The end of the first semester really wore me out and stressed me out, so I fell behind on my book reviews. I’ve listened to a few audiobooks since then, so I’m putting together a few quick reviews since I promised myself and my readers that I would be better about posting reviews this year. I plan on writing full reviews of the other audiobooks I’ve listened to lately as well.
Instead of posting all of the summaries, I’m linking to them via Goodreads.
Simon vs. the Homo Sapiens Agenda by Becky Albertalli (Goodreads):
Becky Albertalli’s debut has received numerous accolades and rightfully so. Simon vs. the Homo Sapiens Agenda is so sweet and so authentic. I really felt for Simon while I listened to this and often wanted to give him a good nudge in the right direction while simultaneously giving him a hug. I hated that he was being blackmailed and felt like he was being forced to come out before he was really ready to. I loved his supportive family and friends, however. This is a story that will appeal to a vast variety of readers because many teens, despite their sexual orientation, go through rough patches in friendships, want to fall in love, and have had secrets brought out in the open. I highly recommend reading this. In fact, I book talked this when I finished reading it and it was instantly borrowed.
The Last Leaves Falling by Sarah Benwell (Goodreads):
Sarah Benwell’s debut is about a Japanese teenager, Sora, who suffers from ALS. I was really excited to read this because I haven’t read a book about a teenager diagnosed with ALS and it’s not often that I read a book that takes place in Japan. Sora’s story is certainly about ALS, but it’s also about friendship, family, and bravery. Sora feels alone because of his illness and finds friendship online. I was left disappointed, however, because I wanted more Japanese culture woven into the story. It didn’t help that the narrator is British and not Japanese. I don’t recommend the audio at all, but I do think The Last Leaves Falling is worth reading, it just didn’t please me as much as I wanted it to.

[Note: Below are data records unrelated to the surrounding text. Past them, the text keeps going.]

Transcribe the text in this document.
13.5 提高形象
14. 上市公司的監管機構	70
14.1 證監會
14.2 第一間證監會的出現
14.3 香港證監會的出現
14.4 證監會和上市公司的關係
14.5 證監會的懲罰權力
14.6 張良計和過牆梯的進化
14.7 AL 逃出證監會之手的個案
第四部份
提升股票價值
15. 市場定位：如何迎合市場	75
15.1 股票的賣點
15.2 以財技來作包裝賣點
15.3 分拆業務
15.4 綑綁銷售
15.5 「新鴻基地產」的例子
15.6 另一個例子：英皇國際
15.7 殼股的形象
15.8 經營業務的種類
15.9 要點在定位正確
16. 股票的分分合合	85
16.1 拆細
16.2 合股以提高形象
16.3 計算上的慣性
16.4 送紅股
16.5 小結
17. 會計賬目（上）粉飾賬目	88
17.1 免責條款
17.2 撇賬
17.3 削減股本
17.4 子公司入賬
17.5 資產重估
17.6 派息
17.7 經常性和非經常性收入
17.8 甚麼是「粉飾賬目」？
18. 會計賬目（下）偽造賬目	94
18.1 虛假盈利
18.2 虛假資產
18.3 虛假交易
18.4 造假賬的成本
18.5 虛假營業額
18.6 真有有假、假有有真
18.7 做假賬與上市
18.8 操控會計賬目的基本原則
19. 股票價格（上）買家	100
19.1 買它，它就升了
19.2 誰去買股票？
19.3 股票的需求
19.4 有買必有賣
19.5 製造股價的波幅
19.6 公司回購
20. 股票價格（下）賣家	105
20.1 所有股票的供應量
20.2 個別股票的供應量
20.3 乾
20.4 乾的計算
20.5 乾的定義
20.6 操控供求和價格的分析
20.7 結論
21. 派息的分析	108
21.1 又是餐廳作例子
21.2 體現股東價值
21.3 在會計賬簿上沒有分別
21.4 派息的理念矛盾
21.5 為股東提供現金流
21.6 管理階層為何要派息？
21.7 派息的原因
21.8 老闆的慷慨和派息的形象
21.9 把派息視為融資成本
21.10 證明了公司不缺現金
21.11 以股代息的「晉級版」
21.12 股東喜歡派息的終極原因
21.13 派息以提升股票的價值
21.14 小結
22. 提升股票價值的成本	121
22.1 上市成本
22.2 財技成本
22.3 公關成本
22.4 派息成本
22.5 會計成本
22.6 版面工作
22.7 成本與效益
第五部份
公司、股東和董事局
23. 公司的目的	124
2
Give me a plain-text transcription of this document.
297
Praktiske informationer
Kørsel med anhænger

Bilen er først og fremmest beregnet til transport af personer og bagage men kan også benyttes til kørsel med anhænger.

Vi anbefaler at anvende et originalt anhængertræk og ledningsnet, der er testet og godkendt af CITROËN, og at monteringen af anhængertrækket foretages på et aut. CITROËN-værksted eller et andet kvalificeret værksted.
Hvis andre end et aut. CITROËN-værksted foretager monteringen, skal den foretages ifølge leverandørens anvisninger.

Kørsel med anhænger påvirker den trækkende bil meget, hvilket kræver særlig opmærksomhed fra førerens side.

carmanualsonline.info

This Raging Light by Estelle Laure (Goodreads):
I enjoyed Estelle Laure’s debut much more than I thought I would. A while ago I started reading the ARC during SSR, but it wasn’t holding my attention for whatever reason. That’s why I tried the audio. It’s only 5 hours and 36 minutes long and narrated by Sandy Rustin. The audio was able to hold my attention better than the physical book. I was intrigued by Lucille and Wren and also really disturbed by their mother abandoning them. This Raging Light is a story of sisterhood, friendship, love, loyalty, and strength. I was often reminded of Laurie Halse Anderson’s The Impossible Knife of Memory because Lucille, like Hayley, is forced to act as an adult/parent before her time. The writing in this novel is wonderful and I’m looking forward to reading more of Estelle Laure’s novels.